More than 50 advocacy organizations are pressing New York lawmakers to demand accountability from the state’s prison system, sending a letter Tuesday to Gov. Kathy Hochul and legislative leaders as the legislature weighs more than $4 billion in corrections funding.

The push follows the deaths of Robert Brooks and Messiah Nantwi, two incarcerated men killed by officers inside state prisons four months apart. Brooks died in December 2024. Nantwi died the following March. Both deaths prompted public outrage and promises of reform from the governor’s office.

“The system failed Mr. Brooks, and I will not be satisfied until there has been significant culture change,” Hochul said after Brooks’ death.

The letter went to Hochul, state Senate Majority Leader Andrea Stewart-Cousins, Assembly Speaker Carl E. Heastie, and other lawmakers. The coalition behind it wants answers on a range of issues, including DOCCS’s implementation of the HALT Solitary Law, parole access, medical care for aging prisoners, visitation and rehabilitation policies, and racial disparities in incarceration and discipline.

Hochul did follow through on some commitments. Her administration committed more than $418 million to expand camera systems across the state’s 42 correctional facilities, and 5,672 body-worn cameras were purchased for officers working housing galleries, facility escorts, and prisoner transports. But the rollout has been slow. Only 11 prisons have finished installing fixed cameras. Seventeen more are still in design, construction, or undergoing upgrades. State officials have not disclosed which companies were hired for the work or provided a completion timeline.

The administration also hired WilmerHale, a high-powered law firm, to conduct a top-to-bottom review of the Department of Corrections and Community Supervision. That contract is worth $9.3 million. The report is long-delayed, and there is no new timeline for its completion.

Meanwhile, advocates point to mounting deaths inside state facilities. According to DOCCS data cited in the coalition’s letter, at least 160 people have died in New York prisons since Brooks’ death. The average age of death in state custody is 56 years old, a figure the advocates call alarming.

DOCCS said deaths that appear to involve anything other than natural causes or known medical conditions are investigated by its Office of Special Investigations, the New York State Police, and reported to the Attorney General’s office. That process, however, has not satisfied advocates or the families of people who have died behind bars.

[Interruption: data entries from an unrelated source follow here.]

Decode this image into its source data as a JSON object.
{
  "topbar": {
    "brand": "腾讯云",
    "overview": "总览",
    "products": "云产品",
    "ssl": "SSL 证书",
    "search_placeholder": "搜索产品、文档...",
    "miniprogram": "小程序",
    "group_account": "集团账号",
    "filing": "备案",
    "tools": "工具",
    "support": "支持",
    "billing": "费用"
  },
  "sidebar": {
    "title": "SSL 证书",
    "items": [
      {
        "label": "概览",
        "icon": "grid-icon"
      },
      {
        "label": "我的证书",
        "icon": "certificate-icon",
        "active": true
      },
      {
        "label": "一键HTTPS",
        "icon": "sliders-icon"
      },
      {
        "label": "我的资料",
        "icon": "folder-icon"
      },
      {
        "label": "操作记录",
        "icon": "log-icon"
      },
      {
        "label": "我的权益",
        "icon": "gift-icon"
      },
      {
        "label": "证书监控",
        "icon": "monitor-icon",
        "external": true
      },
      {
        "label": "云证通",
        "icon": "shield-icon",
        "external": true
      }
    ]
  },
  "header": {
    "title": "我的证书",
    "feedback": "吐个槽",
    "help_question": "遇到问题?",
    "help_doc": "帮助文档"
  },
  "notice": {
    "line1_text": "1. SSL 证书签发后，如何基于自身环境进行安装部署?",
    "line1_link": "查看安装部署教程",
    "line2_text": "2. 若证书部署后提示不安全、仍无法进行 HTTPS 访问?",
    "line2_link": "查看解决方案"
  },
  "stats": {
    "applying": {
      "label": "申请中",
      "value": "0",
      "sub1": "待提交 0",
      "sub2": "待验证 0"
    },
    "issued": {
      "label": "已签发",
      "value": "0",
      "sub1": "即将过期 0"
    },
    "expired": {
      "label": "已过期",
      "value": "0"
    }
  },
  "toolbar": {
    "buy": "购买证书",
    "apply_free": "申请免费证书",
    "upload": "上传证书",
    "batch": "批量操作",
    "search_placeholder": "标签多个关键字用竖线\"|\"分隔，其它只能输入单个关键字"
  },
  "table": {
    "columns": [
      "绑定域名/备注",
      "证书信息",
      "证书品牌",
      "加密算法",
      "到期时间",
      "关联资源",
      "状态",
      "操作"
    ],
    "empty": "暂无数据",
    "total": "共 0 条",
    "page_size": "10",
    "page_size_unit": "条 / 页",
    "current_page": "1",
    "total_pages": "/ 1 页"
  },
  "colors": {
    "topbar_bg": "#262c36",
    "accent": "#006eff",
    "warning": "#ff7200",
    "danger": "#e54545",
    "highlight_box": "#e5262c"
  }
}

One of the most concrete flashpoints in the budget fight is the proposed elimination of a $3 million funding boost to the Correctional Association of New York, an independent nonprofit with a state-granted mandate to inspect prisons. That funding, added last year, allowed CANY to hire 10 staff members and concentrate their work on high-risk facilities.

Hochul’s proposed $4.15 billion corrections budget cuts that money entirely.

“We were shocked,” Sumeet Sharma, CANY’s director of policy, told THE CITY.

The Correctional Association is one of the only independent bodies with legal authority to enter state prisons and report on conditions. Cutting its funding while the system faces this level of scrutiny sends a troubling signal about whether the administration’s reform commitments are more than rhetorical.

The broader advocacy coalition is not letting that contradiction pass without comment. Their letter connects the camera delays, the stalled WilmerHale report, and the CANY funding cut into a single argument: that New York’s stated commitment to correctional reform has not been matched by action.

The legislature now has to decide whether to restore the CANY funding and push harder on the oversight questions the executive branch has left unanswered. With $4.15 billion on the table and at least 160 people dead in state custody since December 2024, this is not a budget conversation that can be treated as routine.

Advocates are asking lawmakers to use the funding process to require accountability. Whether Albany has the will to do it is the real question this spring.